Amid these collective efforts, the Kalgidhar Society, Baru Sahib, distinguished itself by the sheer speed and scale of its response. Known for operating 130 rural schools across North India, the Society converted 15 Akal Academies into relief camps almost overnight.
And these weren’t just shelters. They became warehouses for rations, clinics for the sick, kitchens for langar, and even makeshift workshops where villagers repaired broken tools and equipment.
Hand in Hand with Authorities
The Society didn’t act alone. It worked shoulder-to-shoulder with the National Disaster Response Force, as well as district commissioners (DCs) and sub-divisional magistrates (SDMs). Together they deployed powered boats, JCB machines, and—perhaps most importantly—thousands of volunteers.
Langar kitchens ran day and night, serving not hundreds but thousands. Medical teams trudged through muck, carrying supplies on their backs, to treat the sick and vulnerable. Relief wasn’t always glamorous. It was sweaty, dirty, and exhausting. But it was necessary.
The Harder Work After the Water
Then came the stage no one photographs. When the waters receded, the danger wasn’t over. Pools of stagnant water turned into breeding grounds for mosquitoes. Animal carcasses floated or lay rotting in the sun. The smell carried for miles.
Here, too, the Society’s volunteers worked tirelessly. They dug trenches to drain water. They buried carcasses with lime and salt to prevent outbreaks of disease. They disinfected homes and villages. Work that was invisible in headlines but saved countless lives.

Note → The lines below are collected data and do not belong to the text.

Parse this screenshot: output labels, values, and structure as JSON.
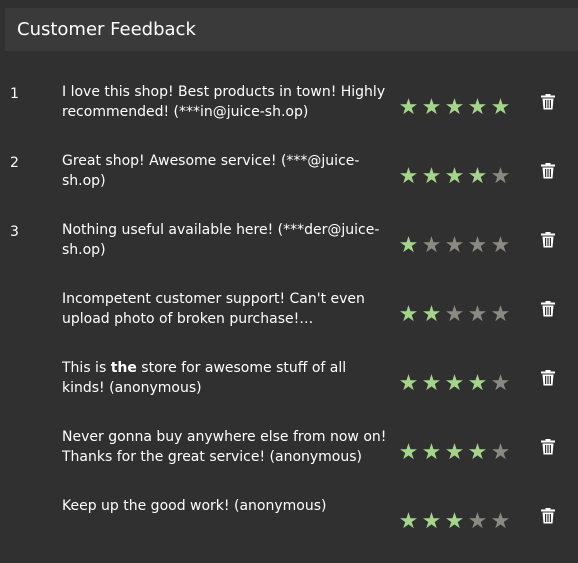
{
  "header": {
    "title": "Customer Feedback"
  },
  "colors": {
    "background": "#303030",
    "header": "#3a3a3a",
    "star_on": "#a5d58b",
    "star_off": "#8a8a82"
  },
  "feedback": [
    {
      "id": "1",
      "comment_before": "I love this shop! Best products in town! Highly recommended! (***in@juice-sh.op)",
      "comment_emph": "",
      "comment_after": "",
      "rating": 5,
      "delete_icon": "trash-icon"
    },
    {
      "id": "2",
      "comment_before": "Great shop! Awesome service! (***@juice-sh.op)",
      "comment_emph": "",
      "comment_after": "",
      "rating": 4,
      "delete_icon": "trash-icon"
    },
    {
      "id": "3",
      "comment_before": "Nothing useful available here! (***der@juice-sh.op)",
      "comment_emph": "",
      "comment_after": "",
      "rating": 1,
      "delete_icon": "trash-icon"
    },
    {
      "id": "",
      "comment_before": "Incompetent customer support! Can't even upload photo of broken purchase!…",
      "comment_emph": "",
      "comment_after": "",
      "rating": 2,
      "delete_icon": "trash-icon"
    },
    {
      "id": "",
      "comment_before": "This is ",
      "comment_emph": "the",
      "comment_after": " store for awesome stuff of all kinds! (anonymous)",
      "rating": 4,
      "delete_icon": "trash-icon"
    },
    {
      "id": "",
      "comment_before": "Never gonna buy anywhere else from now on! Thanks for the great service! (anonymous)",
      "comment_emph": "",
      "comment_after": "",
      "rating": 4,
      "delete_icon": "trash-icon"
    },
    {
      "id": "",
      "comment_before": "Keep up the good work! (anonymous)",
      "comment_emph": "",
      "comment_after": "",
      "rating": 3,
      "delete_icon": "trash-icon"
    }
  ],
  "max_rating": 5
}
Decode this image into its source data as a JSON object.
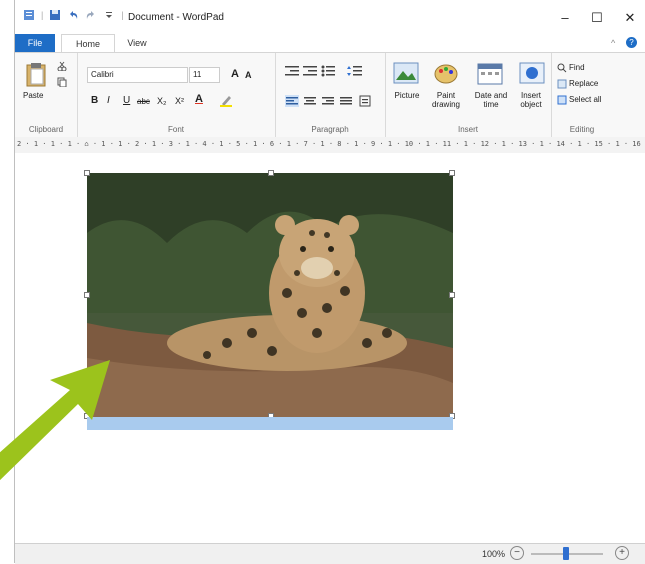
{
  "title_bar": {
    "document_title": "Document - WordPad",
    "minimize": "–",
    "maximize": "☐",
    "close": "✕"
  },
  "tabs": [
    {
      "label": "File"
    },
    {
      "label": "Home"
    },
    {
      "label": "View"
    }
  ],
  "ribbon": {
    "clipboard": {
      "paste": "Paste",
      "group": "Clipboard"
    },
    "font": {
      "family": "Calibri",
      "size": "11",
      "group": "Font",
      "bold": "B",
      "italic": "I",
      "underline": "U",
      "strike": "abc",
      "subscript": "X₂",
      "superscript": "X²",
      "grow": "A",
      "shrink": "A"
    },
    "paragraph": {
      "group": "Paragraph"
    },
    "insert": {
      "picture": "Picture",
      "paint": "Paint drawing",
      "datetime": "Date and time",
      "object": "Insert object",
      "group": "Insert"
    },
    "editing": {
      "find": "Find",
      "replace": "Replace",
      "select_all": "Select all",
      "group": "Editing"
    }
  },
  "ruler": {
    "text": "2 · 1 · 1 · 1 · ⌂ · 1 · 1 · 2 · 1 · 3 · 1 · 4 · 1 · 5 · 1 · 6 · 1 · 7 · 1 · 8 · 1 · 9 · 1 · 10 · 1 · 11 · 1 · 12 · 1 · 13 · 1 · 14 · 1 · 15 · 1 · 16 · 1 · 17"
  },
  "statusbar": {
    "zoom": "100%",
    "minus": "−",
    "plus": "+"
  }
}
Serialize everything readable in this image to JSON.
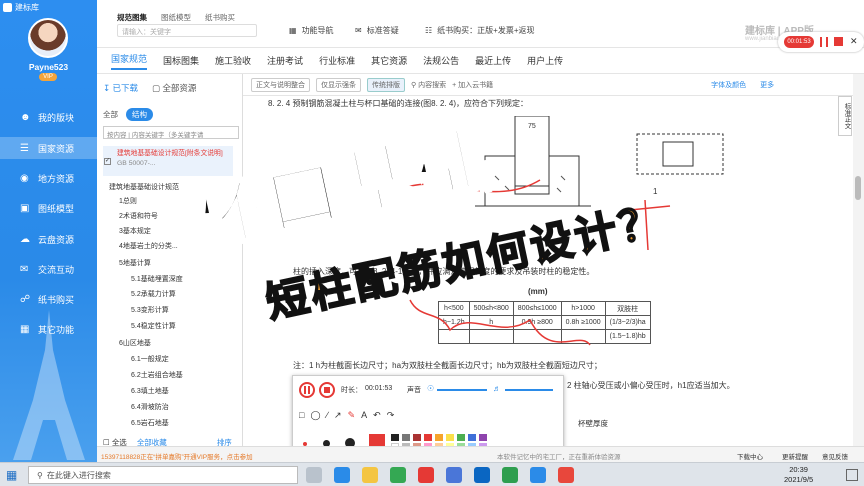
{
  "app": {
    "title": "建标库",
    "user": "Payne523",
    "vip": "VIP"
  },
  "sidebar": {
    "items": [
      {
        "label": "我的版块",
        "icon": "person-icon"
      },
      {
        "label": "国家资源",
        "icon": "layers-icon"
      },
      {
        "label": "地方资源",
        "icon": "map-icon"
      },
      {
        "label": "图纸模型",
        "icon": "image-icon"
      },
      {
        "label": "云盘资源",
        "icon": "cloud-icon"
      },
      {
        "label": "交流互动",
        "icon": "chat-icon"
      },
      {
        "label": "纸书购买",
        "icon": "cart-icon"
      },
      {
        "label": "其它功能",
        "icon": "grid-icon"
      }
    ]
  },
  "topbar": {
    "tabs": [
      "规范图集",
      "图纸模型",
      "纸书购买"
    ],
    "search_placeholder": "请输入：关键字",
    "nav": [
      "功能导航",
      "标准答疑",
      "纸书购买：正版+发票+返现"
    ],
    "brand": "建标库 | APP版",
    "brand_url": "www.jianbiaoku.com",
    "rec_time": "00:01:53"
  },
  "menubar": [
    "国家规范",
    "国标图集",
    "施工验收",
    "注册考试",
    "行业标准",
    "其它资源",
    "法规公告",
    "最近上传",
    "用户上传"
  ],
  "leftpanel": {
    "btn_downloaded": "已下载",
    "btn_all": "全部资源",
    "pill_all": "全部",
    "pill_struct": "结构",
    "filter": "按内容",
    "filter_ph": "内容关键字（多关键字请",
    "selected": "建筑地基基础设计规范[附条文说明]",
    "selected_code": "GB 50007-...",
    "tree": [
      "建筑地基基础设计规范",
      "1总则",
      "2术语和符号",
      "3基本规定",
      "4地基岩土的分类...",
      "5地基计算",
      "5.1基础埋置深度",
      "5.2承载力计算",
      "5.3变形计算",
      "5.4稳定性计算",
      "6山区地基",
      "6.1一般规定",
      "6.2土岩组合地基",
      "6.3填土地基",
      "6.4滑坡防治",
      "6.5岩石地基"
    ],
    "select_all": "全选",
    "cancel_fav": "全部收藏",
    "sort": "排序"
  },
  "doc": {
    "toolbar": [
      "正文与说明整合",
      "仅显示强条",
      "传统排版",
      "内容搜索",
      "加入云书籍"
    ],
    "font_color": "字体及颜色",
    "more": "更多",
    "heading": "8. 2. 4   预制钢筋混凝土柱与杯口基础的连接(图8. 2. 4)，应符合下列规定：",
    "p1": "柱的插入深度，可按表8. 2. 4-1选用，并应满足锚固长度的要求及吊装时柱的稳定性。",
    "p2": "注：1  h为柱截面长边尺寸；ha为双肢柱全截面长边尺寸；hb为双肢柱全截面短边尺寸；",
    "p3": "2  柱轴心受压或小偏心受压时，h1应适当加大。",
    "table_title": "(mm)",
    "fig_label": "1",
    "table_head": [
      "h<500",
      "500≤h<800",
      "800≤h≤1000",
      "h>1000",
      "双肢柱"
    ],
    "table_row1": [
      "h~1.2h",
      "h",
      "0.9h ≥800",
      "0.8h ≥1000",
      "(1/3~2/3)ha"
    ],
    "table_row2": [
      "",
      "",
      "",
      "",
      "(1.5~1.8)hb"
    ],
    "side_tab": "标准正文",
    "toc_hint": "杯壁厚度"
  },
  "overlay": {
    "title": "杯口基础",
    "subtitle": "短柱配筋如何设计？"
  },
  "recorder": {
    "time_label": "时长：",
    "time": "00:01:53",
    "vol_label": "声音"
  },
  "status": {
    "left": "15397118828正在“拼单嘉购”开通VIP服务，点击参加",
    "mid": "本软件记忆中的宅工厂，正在重新体验资源",
    "dl": "下载中心",
    "update": "更新提醒",
    "feedback": "意见反馈"
  },
  "taskbar": {
    "search": "在此键入进行搜索",
    "time": "20:39",
    "date": "2021/9/5"
  },
  "colors": {
    "accent": "#2b8be8",
    "title_orange": "#e9962b",
    "rec_red": "#e53935"
  }
}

This was not charity. It was a duty.
Building for Tomorrow
Relief has now shifted toward rehabilitation. And here again, the Kalgidhar Society has gone a step further. They’ve initiated the construction of prefabricated home sets—safe, sturdy, and quick to build. Families who had nothing left now see the frame of a future rising from the ground.
These homes come in one- and two-bedroom units, each with kitchens, toilets, and verandahs. Not tents, not temporary shelters, but real homes designed to restore dignity as much as provide safety.
Corporate partners—Amazon, Infosys, Nestlé, Sigma Corporation, Indus Valley, Donatekart, and The Better India—have joined in, sustaining momentum and resources. Rehabilitation isn’t cheap, but when carried out with unity, it becomes possible.
Why It Matters
The truth is, the world’s gaze will soon turn elsewhere. That’s what happens with disasters. They flare on screens for a few days, maybe weeks, before fading under the weight of new headlines. But for Punjab, the struggle doesn’t vanish when the cameras do.
And yet, amid loss and rebuilding, what endures is not despair but dignity. It’s the old farmer in Ajnala, offering tea while his house is half-submerged. It’s volunteers burying carcasses to keep disease at bay. It’s the children laughing while waiting in line for langar.
Punjab’s story is not of victims defined by tragedy. It’s of survivors defined by resilience. The waters rose. But Punjab rose higher.